Friday, April 3, 2009

Stop Making Sense



If Salvador Dali is the king of Surrealism, Max Ernst is the court jester. Born April 2, 1891, Ernst took the absurdity of Surrealism and Dada and emphasized the humor of the joke of reality over the existential angst accompanying the loss of rationality. In Aquis Submersus (above, from 1919), a doll-like figure with a handlebar mustache stands at the edge of a swimming pool surrounded by buildings. The buildings, however, seem more like two-dimensional stage backdrops. Their shadows appear behind as if projected onto a wall. The moon reflected in the water turns out to be a clock hung high above the scene. It is as if one of Giorgio de Chirico’s ominously unpopulated towns had been recreated by a grade school class for the school play. Ernst certainly knew of de Chirico’s art and is playing off of him here. de Chirico actually resisted the label of Surrealist, so Ernst may be trying to help him out here by showing how a little absurdity could be injected into de Chirico’s surreal seriousness.
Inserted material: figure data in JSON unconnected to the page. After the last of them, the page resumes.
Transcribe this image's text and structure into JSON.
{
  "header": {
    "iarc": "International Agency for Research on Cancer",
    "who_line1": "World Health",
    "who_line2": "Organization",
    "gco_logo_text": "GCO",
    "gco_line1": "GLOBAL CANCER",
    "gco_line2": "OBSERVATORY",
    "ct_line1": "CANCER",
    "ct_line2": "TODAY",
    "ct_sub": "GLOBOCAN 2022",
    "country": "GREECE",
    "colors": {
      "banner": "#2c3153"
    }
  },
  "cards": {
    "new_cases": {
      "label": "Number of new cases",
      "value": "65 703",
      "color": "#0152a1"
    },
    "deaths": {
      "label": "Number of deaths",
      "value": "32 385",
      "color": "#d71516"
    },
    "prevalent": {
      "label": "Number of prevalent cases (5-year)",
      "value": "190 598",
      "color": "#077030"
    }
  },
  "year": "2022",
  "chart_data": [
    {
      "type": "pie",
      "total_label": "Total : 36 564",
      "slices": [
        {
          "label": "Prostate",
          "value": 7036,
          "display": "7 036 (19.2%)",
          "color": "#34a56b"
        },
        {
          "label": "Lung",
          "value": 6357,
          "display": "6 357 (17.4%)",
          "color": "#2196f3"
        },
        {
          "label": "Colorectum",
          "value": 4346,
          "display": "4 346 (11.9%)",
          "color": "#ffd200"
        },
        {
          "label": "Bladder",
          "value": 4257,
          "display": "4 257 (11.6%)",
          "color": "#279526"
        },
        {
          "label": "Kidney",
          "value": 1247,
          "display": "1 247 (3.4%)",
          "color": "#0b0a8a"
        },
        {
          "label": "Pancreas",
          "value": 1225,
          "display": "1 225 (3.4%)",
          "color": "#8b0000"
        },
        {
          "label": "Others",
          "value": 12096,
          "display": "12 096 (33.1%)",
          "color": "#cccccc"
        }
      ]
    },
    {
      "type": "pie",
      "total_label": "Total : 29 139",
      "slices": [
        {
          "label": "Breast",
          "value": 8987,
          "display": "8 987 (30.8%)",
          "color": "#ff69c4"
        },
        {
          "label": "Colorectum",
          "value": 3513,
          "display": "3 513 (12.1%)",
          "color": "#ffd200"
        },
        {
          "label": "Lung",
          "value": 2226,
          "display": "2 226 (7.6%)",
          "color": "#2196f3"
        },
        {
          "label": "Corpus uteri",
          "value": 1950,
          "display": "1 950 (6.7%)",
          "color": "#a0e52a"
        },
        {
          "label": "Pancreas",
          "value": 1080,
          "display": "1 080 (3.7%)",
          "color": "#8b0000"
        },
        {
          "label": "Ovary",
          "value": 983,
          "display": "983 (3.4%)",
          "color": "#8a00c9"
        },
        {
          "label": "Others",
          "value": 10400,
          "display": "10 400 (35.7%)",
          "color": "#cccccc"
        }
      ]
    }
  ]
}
For Ernst and other Surrealists and Dadaists, every scrap of the world around them was fodder for foolishness. In The Hat Makes the Man (above, from 1920), Ernst cut out pictures of hats from catalogues, pasted them to a page, and linked them with lines of color to “make” living creatures roaming across the page. Always the clown, Ernst puns visually on the idea of “the hat makes the man” and literally constructs a “man” out of hats. Ernst claimed that the pictures of the hats and other bourgeois items for sale “provoked” him to action. Freud, in many ways the Surrealist’s best friend, saw hats as symbolizing repressed desire, literally keeping a lid on the id. Ernst runs with that idea and creates phallic columns of writhing hats struggling to keep things tidy. Just as Rene Magritte would later use bowler hats to stand in for the erasure of the modern man’s sense of self, Ernst uses hats to signify the fruitless struggle to cover up human urges.
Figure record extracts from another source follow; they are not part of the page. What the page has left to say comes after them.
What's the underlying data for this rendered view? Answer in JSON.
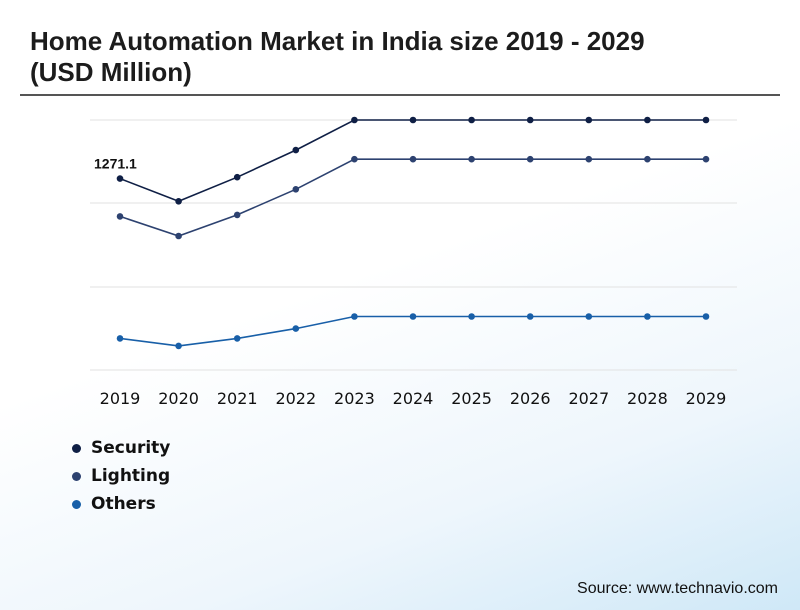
{
  "title": "Home Automation Market in India size 2019 - 2029 (USD Million)",
  "source": "Source: www.technavio.com",
  "chart_data": {
    "type": "line",
    "title": "Home Automation Market in India size 2019 - 2029 (USD Million)",
    "xlabel": "",
    "ylabel": "",
    "categories": [
      "2019",
      "2020",
      "2021",
      "2022",
      "2023",
      "2024",
      "2025",
      "2026",
      "2027",
      "2028",
      "2029"
    ],
    "grid": true,
    "legend_position": "bottom-left",
    "annotations": [
      {
        "series": "Security",
        "category": "2019",
        "text": "1271.1"
      }
    ],
    "ylim": [
      0,
      1900
    ],
    "series": [
      {
        "name": "Security",
        "color": "#0f1f45",
        "values": [
          1271.1,
          1120,
          1280,
          1460,
          1660,
          1660,
          1660,
          1660,
          1660,
          1660,
          1660
        ]
      },
      {
        "name": "Lighting",
        "color": "#2d4270",
        "values": [
          1020,
          890,
          1030,
          1200,
          1400,
          1400,
          1400,
          1400,
          1400,
          1400,
          1400
        ]
      },
      {
        "name": "Others",
        "color": "#185fa8",
        "values": [
          210,
          160,
          210,
          275,
          355,
          355,
          355,
          355,
          355,
          355,
          355
        ]
      }
    ]
  }
}
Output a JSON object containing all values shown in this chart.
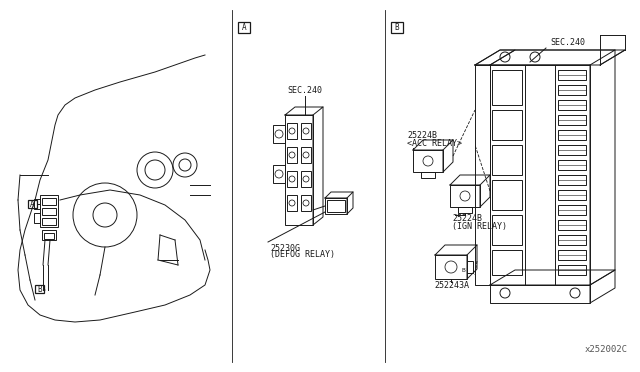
{
  "bg_color": "#ffffff",
  "line_color": "#1a1a1a",
  "fig_width": 6.4,
  "fig_height": 3.72,
  "dpi": 100,
  "label_A": "A",
  "label_B": "B",
  "sec240_A": "SEC.240",
  "part_A": "25230G",
  "part_A_desc": "(DEFOG RELAY)",
  "sec240_B": "SEC.240",
  "part_B1": "25224B",
  "part_B1_desc": "<ACC RELAY>",
  "part_B2": "25224B",
  "part_B2_desc": "(IGN RELAY)",
  "part_B3": "252243A",
  "watermark": "x252002C"
}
Ernst’s Ubu Imperator (above, from 1923) pays homage to the father of Dadaism, Alfred Jarry. Jarry’s 1896 play Ubu Roi inspired generations of European artists to “stop making sense” and thus deny the conditions of society presented by authority. Jarry founded the fake science of 'Pataphysics, or "the science of imaginary solutions, which symbolically attributes the properties of objects, described by their virtuality, to their lineaments," as Jarry unhelpfully described it. Like The Hat Makes the Man, Ubu Imperator is an individual made up entirely of accoutrements. Whatever animates the clothing might be human, but we’re not sure. All we know is that the clothing, which represents the commercialism and standards of a society, however vain and cruel, is coming our way. The great paradox of Ernst’s work is that while it almost never depicts a recognizable human, it contains a great deal of humanism. I look at some of Dali’s paintings and feel only sadness and horror at how they tear open the inhumanity of the world. When I look at Ernst and his covered-up characters, I laugh and feel hopeful that there’s something still worthwhile deep inside.